Nearly forty years after their heroism, the men of the Blackhorse Regiment have been given one the nation's highest honors.
At the White House today, President Barack Obama gave the Presidential Unit Citation to the Vietnam-era veterans of Alpha Troop, 1st Squadron, 11th Armored Cavalry, for their actions during what came to be known as "the anonymous battle" on March 26, 1970.
"Troopers, you are not anonymous anymore," Obama told the veterans who attended today's ceremony.
Army Times has described in detail what the men did. When the 200 men of "A Troop" learned that 80 to 100 other American soldiers were pinned down by the enemy in Vietnam's Tay Ninh Province, they volunteered to go to the rescue. It required hacking their way through four kilometers of jungle. Then, they attacked the North Vietnamese — driving them off. Two members of A Troop, Obama noted, died that day. Another 20 were wounded.

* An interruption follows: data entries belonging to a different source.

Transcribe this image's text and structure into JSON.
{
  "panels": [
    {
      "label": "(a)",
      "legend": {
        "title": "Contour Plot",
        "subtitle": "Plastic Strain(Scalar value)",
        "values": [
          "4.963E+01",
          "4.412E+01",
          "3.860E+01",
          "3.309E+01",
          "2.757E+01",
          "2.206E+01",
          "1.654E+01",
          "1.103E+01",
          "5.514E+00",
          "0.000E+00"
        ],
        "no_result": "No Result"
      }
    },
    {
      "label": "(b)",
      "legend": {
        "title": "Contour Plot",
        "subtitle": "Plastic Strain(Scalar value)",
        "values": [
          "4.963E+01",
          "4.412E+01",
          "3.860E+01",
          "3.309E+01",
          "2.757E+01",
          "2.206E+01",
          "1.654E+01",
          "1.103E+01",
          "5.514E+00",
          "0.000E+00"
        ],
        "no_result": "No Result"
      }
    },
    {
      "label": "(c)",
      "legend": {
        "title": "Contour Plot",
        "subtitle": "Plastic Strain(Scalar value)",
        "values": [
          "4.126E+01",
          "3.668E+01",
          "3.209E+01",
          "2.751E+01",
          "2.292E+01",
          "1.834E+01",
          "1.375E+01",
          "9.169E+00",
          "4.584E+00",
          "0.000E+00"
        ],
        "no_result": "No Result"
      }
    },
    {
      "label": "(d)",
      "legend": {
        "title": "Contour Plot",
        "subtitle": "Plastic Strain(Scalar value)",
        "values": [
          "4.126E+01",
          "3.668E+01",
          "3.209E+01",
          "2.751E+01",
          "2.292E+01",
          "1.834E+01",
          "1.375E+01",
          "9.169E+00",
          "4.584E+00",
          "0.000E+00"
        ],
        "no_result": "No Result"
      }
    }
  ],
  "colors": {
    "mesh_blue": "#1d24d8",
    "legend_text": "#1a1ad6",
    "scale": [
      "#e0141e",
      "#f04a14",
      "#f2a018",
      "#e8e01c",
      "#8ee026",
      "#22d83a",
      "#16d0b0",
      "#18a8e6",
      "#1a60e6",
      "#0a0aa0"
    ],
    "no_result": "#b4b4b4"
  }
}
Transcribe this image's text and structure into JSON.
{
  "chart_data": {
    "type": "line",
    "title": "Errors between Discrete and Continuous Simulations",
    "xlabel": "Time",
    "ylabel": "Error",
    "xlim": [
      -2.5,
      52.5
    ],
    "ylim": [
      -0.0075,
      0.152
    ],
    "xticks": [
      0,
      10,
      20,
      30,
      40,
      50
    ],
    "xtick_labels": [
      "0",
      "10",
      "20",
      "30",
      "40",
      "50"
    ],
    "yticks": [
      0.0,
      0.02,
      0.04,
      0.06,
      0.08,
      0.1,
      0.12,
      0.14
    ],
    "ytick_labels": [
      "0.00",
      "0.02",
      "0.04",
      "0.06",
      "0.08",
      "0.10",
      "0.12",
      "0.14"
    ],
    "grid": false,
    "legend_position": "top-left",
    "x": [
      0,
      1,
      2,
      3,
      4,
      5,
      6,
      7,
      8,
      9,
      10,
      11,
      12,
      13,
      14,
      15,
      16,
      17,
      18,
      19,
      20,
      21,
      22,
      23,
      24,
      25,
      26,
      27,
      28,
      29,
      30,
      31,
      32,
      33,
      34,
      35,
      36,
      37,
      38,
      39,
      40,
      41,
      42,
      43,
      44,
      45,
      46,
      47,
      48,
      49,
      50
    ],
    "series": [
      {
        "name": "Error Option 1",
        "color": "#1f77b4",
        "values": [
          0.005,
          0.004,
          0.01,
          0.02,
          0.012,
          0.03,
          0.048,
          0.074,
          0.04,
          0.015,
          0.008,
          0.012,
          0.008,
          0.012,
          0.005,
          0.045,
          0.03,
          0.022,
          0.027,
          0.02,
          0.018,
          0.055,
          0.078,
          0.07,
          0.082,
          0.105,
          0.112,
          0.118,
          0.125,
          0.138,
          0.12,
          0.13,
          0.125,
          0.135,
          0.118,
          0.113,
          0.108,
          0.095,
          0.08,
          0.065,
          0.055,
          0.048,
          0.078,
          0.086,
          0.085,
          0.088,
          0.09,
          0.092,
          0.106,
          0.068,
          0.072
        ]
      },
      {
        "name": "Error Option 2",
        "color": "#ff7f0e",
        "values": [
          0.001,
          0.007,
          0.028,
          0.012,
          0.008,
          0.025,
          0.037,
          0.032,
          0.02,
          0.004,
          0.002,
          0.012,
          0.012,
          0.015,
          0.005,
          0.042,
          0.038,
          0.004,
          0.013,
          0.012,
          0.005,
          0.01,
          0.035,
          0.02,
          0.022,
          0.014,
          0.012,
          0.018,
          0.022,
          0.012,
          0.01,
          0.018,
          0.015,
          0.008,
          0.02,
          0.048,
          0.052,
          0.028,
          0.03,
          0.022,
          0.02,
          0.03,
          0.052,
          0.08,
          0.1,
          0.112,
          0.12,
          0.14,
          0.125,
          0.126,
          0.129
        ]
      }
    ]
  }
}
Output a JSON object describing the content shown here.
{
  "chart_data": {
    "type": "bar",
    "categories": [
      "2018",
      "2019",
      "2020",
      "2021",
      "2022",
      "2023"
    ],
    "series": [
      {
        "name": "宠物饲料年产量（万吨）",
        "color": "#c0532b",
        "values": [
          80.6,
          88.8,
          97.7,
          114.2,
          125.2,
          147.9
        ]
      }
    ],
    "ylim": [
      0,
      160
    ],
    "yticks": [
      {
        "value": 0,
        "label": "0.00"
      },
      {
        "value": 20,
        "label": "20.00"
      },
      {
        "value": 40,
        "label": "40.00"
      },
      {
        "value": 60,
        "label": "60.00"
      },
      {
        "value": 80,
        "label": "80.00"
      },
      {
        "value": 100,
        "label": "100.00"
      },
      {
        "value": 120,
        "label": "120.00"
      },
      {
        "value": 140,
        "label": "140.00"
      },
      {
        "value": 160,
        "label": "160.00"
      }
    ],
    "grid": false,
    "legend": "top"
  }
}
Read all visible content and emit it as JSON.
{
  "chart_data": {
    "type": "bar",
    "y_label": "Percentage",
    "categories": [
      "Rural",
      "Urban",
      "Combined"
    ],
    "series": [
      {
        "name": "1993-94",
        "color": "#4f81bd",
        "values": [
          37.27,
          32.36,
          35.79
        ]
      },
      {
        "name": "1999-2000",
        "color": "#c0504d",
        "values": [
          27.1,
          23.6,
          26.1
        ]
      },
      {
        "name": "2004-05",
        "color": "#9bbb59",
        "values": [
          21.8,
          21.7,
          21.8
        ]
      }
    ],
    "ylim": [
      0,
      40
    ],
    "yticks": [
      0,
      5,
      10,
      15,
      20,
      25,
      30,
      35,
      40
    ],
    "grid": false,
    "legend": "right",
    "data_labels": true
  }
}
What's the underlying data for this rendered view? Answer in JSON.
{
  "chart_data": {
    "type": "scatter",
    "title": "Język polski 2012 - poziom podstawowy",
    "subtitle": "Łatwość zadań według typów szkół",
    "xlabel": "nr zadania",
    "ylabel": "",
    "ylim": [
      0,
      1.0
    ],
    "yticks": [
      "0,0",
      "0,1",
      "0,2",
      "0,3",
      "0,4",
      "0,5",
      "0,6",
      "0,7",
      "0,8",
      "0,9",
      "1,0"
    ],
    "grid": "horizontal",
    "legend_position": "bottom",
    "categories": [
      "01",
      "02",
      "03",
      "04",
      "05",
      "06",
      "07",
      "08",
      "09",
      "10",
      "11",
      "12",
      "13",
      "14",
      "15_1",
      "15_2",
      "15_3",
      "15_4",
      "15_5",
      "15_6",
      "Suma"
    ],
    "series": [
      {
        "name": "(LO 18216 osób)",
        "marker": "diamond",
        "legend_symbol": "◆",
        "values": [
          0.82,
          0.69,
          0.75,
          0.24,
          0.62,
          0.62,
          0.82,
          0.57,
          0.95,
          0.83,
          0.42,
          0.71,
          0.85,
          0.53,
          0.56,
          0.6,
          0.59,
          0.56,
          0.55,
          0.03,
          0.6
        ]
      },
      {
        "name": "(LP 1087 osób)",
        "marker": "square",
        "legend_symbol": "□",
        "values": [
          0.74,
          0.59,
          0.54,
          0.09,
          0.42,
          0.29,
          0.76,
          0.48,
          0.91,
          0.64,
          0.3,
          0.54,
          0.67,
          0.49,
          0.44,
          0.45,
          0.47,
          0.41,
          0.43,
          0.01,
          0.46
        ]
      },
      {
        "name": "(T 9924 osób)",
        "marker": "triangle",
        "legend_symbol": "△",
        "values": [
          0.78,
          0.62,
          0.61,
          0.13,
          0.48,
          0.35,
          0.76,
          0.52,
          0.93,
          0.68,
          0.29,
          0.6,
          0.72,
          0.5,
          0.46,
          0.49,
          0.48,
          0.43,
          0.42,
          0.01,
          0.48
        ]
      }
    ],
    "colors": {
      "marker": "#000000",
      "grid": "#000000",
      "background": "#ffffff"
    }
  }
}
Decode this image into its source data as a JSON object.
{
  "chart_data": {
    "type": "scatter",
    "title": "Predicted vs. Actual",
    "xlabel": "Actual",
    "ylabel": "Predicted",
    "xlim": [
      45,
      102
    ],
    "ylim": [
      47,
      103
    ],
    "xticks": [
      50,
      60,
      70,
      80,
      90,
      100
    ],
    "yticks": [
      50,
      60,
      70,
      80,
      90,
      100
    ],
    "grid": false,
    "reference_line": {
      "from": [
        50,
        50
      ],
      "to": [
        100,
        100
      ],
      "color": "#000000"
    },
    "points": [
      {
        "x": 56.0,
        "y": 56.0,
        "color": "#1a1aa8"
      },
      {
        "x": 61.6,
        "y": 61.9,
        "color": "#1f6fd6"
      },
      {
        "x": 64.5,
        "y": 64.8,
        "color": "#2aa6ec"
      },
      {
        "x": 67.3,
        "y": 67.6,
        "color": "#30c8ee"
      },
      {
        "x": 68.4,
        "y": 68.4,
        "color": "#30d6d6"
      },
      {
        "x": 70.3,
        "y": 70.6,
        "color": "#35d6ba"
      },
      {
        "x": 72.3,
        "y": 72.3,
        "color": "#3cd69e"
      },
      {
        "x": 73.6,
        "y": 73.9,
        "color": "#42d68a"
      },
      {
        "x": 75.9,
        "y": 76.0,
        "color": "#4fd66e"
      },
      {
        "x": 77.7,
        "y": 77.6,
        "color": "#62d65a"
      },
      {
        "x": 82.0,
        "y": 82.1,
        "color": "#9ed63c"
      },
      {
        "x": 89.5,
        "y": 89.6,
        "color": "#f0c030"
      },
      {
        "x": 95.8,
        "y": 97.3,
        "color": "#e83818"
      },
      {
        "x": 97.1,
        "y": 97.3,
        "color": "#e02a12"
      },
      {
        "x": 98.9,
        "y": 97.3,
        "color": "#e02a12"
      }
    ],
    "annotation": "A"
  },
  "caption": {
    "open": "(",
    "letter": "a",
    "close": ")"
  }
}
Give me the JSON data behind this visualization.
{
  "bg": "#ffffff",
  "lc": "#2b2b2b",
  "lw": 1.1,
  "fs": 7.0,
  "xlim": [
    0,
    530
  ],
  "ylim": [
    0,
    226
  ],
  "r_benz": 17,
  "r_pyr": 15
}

"The choice, to me, was one of [the] certainty of suffering versus a lifetime of guilt," John Poindexter, who was Alpha Troop's captain that day, told Army Times. "It was a collective realization of what we were getting ourselves into, but the consequence was to see 100 men killed."
Army Times says it was Poindexter, after he learned that his men hadn't gotten their individual honors for bravery, who led the effort to get the unit citation.